A new study has revealed that single mothers are more susceptible to health problems in their midlife than their peers who become mothers after marriage.
The study findings show that women who had delivered children outside of marriage reported being less healthy when they reached their 40s than the ones who had postponed motherhood until after their marriage.
In addition, marriage, which occurred after motherhood did not appear to remedy women`s health problems unless they married the biological father, remained married to him and were white or Hispanic. Researchers did not notice any beneficial effect of later marriage for black mothers.

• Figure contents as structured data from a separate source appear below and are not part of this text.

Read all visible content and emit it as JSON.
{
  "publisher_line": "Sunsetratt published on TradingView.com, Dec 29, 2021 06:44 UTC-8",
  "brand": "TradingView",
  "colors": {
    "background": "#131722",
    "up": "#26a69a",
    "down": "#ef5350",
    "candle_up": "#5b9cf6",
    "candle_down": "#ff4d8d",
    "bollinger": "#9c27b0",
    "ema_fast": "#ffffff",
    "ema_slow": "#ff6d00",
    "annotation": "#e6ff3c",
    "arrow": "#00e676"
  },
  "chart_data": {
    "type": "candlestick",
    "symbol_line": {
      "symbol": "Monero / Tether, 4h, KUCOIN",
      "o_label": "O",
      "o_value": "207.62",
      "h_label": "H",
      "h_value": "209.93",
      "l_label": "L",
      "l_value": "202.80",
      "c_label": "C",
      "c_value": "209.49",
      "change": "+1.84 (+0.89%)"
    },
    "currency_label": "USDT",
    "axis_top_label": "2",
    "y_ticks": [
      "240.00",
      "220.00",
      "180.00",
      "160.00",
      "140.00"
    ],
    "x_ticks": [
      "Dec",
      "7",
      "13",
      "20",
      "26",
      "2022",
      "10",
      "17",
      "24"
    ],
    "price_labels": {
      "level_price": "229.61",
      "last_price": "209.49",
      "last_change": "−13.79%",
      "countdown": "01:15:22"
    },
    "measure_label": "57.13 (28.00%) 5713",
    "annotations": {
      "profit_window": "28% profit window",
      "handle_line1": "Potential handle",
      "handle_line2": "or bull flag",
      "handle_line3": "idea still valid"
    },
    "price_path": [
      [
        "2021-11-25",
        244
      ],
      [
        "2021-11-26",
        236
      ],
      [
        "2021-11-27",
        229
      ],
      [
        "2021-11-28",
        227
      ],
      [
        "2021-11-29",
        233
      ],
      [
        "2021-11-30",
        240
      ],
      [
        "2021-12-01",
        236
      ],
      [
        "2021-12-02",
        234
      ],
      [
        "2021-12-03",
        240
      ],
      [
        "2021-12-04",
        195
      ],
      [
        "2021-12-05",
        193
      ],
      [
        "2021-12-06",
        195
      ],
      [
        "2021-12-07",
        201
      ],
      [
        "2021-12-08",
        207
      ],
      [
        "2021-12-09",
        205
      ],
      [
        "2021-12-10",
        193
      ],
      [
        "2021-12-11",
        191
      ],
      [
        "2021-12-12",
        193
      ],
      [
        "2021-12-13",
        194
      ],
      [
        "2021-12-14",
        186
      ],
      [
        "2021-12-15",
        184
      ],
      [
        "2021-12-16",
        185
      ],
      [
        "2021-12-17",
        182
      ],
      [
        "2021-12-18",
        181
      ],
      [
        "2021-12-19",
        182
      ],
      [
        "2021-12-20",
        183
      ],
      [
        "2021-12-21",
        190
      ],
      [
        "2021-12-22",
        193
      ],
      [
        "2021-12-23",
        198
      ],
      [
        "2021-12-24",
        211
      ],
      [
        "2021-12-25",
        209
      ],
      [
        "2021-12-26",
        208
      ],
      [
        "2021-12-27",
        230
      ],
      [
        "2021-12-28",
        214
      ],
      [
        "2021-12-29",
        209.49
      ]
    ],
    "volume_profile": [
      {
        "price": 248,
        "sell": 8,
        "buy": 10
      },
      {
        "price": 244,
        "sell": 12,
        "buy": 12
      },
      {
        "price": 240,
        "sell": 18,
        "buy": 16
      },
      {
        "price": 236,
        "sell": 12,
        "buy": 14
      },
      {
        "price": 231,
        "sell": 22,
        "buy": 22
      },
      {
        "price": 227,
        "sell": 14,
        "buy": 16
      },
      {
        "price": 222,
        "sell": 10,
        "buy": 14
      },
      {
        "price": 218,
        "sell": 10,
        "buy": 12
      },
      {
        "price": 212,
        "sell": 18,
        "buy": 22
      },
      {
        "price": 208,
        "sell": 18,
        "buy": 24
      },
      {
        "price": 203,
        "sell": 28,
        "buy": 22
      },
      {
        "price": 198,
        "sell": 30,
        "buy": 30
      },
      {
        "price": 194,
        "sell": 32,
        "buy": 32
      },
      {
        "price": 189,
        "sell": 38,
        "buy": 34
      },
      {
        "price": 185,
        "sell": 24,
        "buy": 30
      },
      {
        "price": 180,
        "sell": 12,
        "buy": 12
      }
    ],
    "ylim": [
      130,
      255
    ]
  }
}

The researchers analysed survey responses from close to 4,000 women aged 14 to 22 years when the study began in 1979, following which they were interviewed every year until 1994 and then every two years afterward until 2008. The results of the thirty years study showed that women who had their first child out of wedlock reported lower levels of health at age 40 than did those who were married when they had their first child.
Considering that far more women have out-of-wedlock children today than several decades ago, the researchers have predicted the trend could lead to an increasing public health problem as these women enter their midlife. According to the researchers, about 40 per cent of newborns in the United States come from single moms compared with 10 per cent in 1960.
Researchers have concluded that the health effects were probably largely a result of the single mothers economic disadvantage. "In the long run, it`s still a case of the socioeconomic disparities that produce all sorts of negative outcomes for people," said William Avison, a sociologist at the University of Western Ontario in Canada.
The new study will be published in the Journal American Sociological Review.